Hello there, Pooh! You, little gummy bears!
I know it is Halloween on Saturday. But I didn’t make these for little trick-or-treaters. In fact, Bryan and I are going on a small road trip later this week, so I want to bring along some sweet snacks on the road.
This brilliant gummy bear idea comes from Wajeeha at I Knead to Eat. She made these cute mango gummy Poohs. When I saw them, they melted my heart. Winnie the Pooh is my favorite character ever since elementary school. When I graduated from college, my parents bought me an adorable Pooh figurine who dressed up in graduation outfit. My sister got me a Pooh Tsum Tsum plush for my birthday last year. I keep it on the couch at all time (nice hugging). 🙂 Last month at Disneyland, Bryan got me an art piece with Pooh drawing. So, how could I not make these gummy bears?

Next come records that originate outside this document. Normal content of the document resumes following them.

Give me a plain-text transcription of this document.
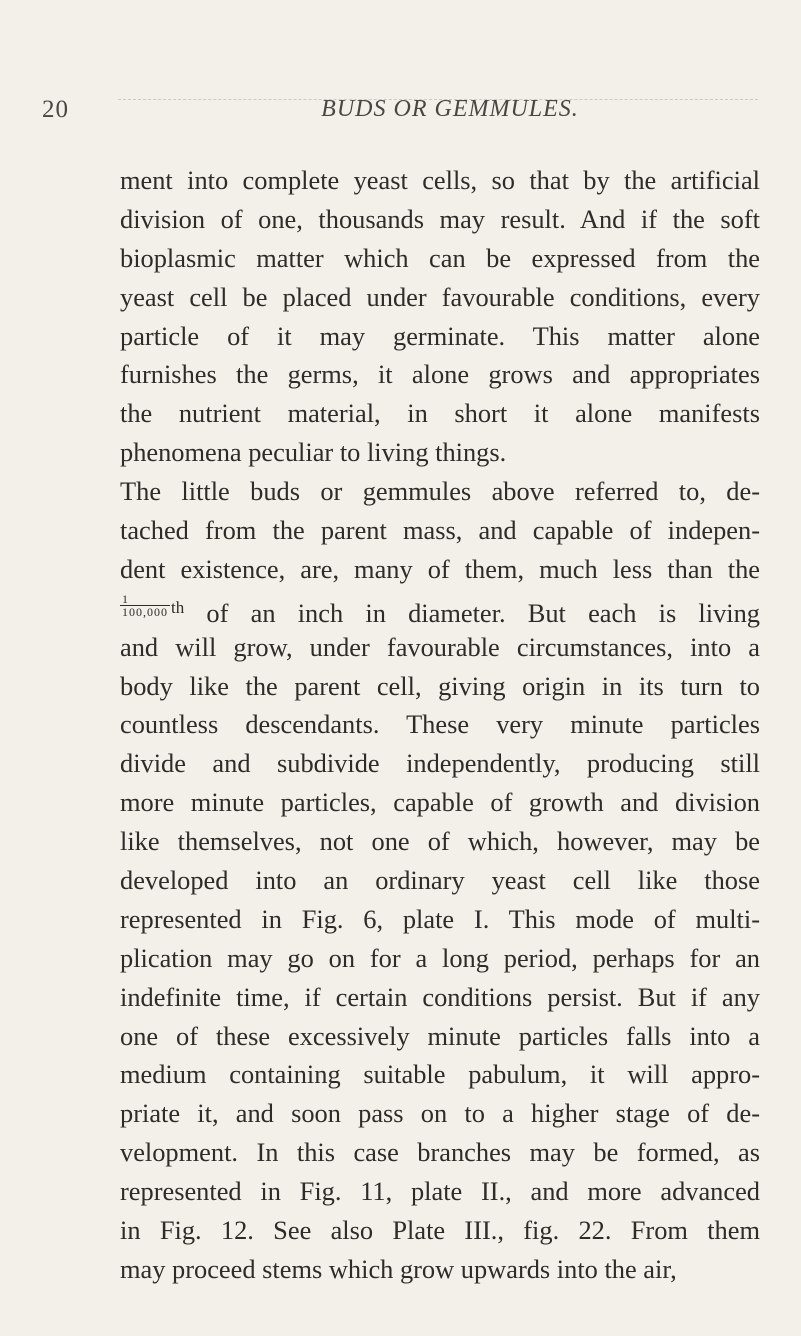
20	BUDS OR GEMMULES.
ment into complete yeast cells, so that by the artificial
division of one, thousands may result. And if the soft
bioplasmic matter which can be expressed from the
yeast cell be placed under favourable conditions, every
particle of it may germinate. This matter alone
furnishes the germs, it alone grows and appropriates
the nutrient material, in short it alone manifests
phenomena peculiar to living things.
The little buds or gemmules above referred to, de-
tached from the parent mass, and capable of indepen-
dent existence, are, many of them, much less than the
$\frac{1}{100,000} ^{th}$ of an inch in diameter. But each is living
and will grow, under favourable circumstances, into a
body like the parent cell, giving origin in its turn to
countless descendants. These very minute particles
divide and subdivide independently, producing still
more minute particles, capable of growth and division
like themselves, not one of which, however, may be
developed into an ordinary yeast cell like those
represented in Fig. 6, plate I. This mode of multi-
plication may go on for a long period, perhaps for an
indefinite time, if certain conditions persist. But if any
one of these excessively minute particles falls into a
medium containing suitable pabulum, it will appro-
priate it, and soon pass on to a higher stage of de-
velopment. In this case branches may be formed, as
represented in Fig. 11, plate II., and more advanced
in Fig. 12. See also Plate III., fig. 22. From them
may proceed stems which grow upwards into the air,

Since mangoes are not in season right now, I thought it would be a good idea to use apple cider instead. They turned out to be amazing. To better deliver a stronger apple flavor, I first reduced some cider by half. Then combined with extra cider and gelatin. Pour into mold and chill for about 2 hours. Voila! Gummy bears are done! The cider flavors definitely come through. They are not exactly like store-bought gummy bears. They are like very dense jello cubes. Even though they are not entirely the same as regular gummy bears, they are still tasty little treat. They are also less sweet and made with fruit juice. Fun for kids or adults!
Apple Cider Gummy Bears
Makes about 20 gummy bears (1¼ cups liquid)
– 1½ cups, plus ½ cup apple cider
– 3 tablespoons unflavored gelatin
– 1 tablespoon honey
- Place a silicon mold on a small baking sheet. Set aside.
- Refrigerate ½ cup apple cider if it is not already cold.
- In a small pot over medium high heat, add 1½ cups of apple cider. Bring to a boil and reduce to a simmer. Reduce by half to ¾ cup, about 20 – 30 minutes, stirring occasionally.
- When the cider almost finished reducing, prepare the gelatin. Take out the ½ cup cold cider. Pour into a medium bowl, sprinkle the gelatin over evenly. Let it sit for 3 minutes.
- With a spatula, stir in the gelatin mixture to the hot cider. Stir gently until fully dissolved. Add the honey. Stir to melt.
- Transfer the hot liquid to a glass cup or measuring cup. Let it cool for 15 minutes. Remove any bubbles or solid that float to the top. Just before pouring, gently stir with a spoon to ensure everything is mixed well. Carefully pour into prepared silicon mold. Transfer the silicon mold and baking sheet to the fridge and chill for at least 2 hours.
- Once ready, carefully remove the gummy bears from the mold. Serve or store them in an airtight container in the fridge. Enjoy within 1 – 2 weeks.
- Silicon mold makes it easy for the gummy bears to be popped out. Use any mold you like. I bought the Winnie the Pooh one from Amazon.
- I used Trader Joe’s Flash Pasteurized Apple Juice (fridge isle). If you can get your hands on freshly pressed cider, do that.
- While reducing the cider, use a glass measuring cup to help you measure how much cider you have reduced.
- If using Knox gelatin, use 3 envelopes.
- Taste and add more honey if needed.
- These gummy bears are little bit dedicated. Keep them in a single layer if you can. Some of the edges of mine got squashed a little after sitting in the fridge overnight.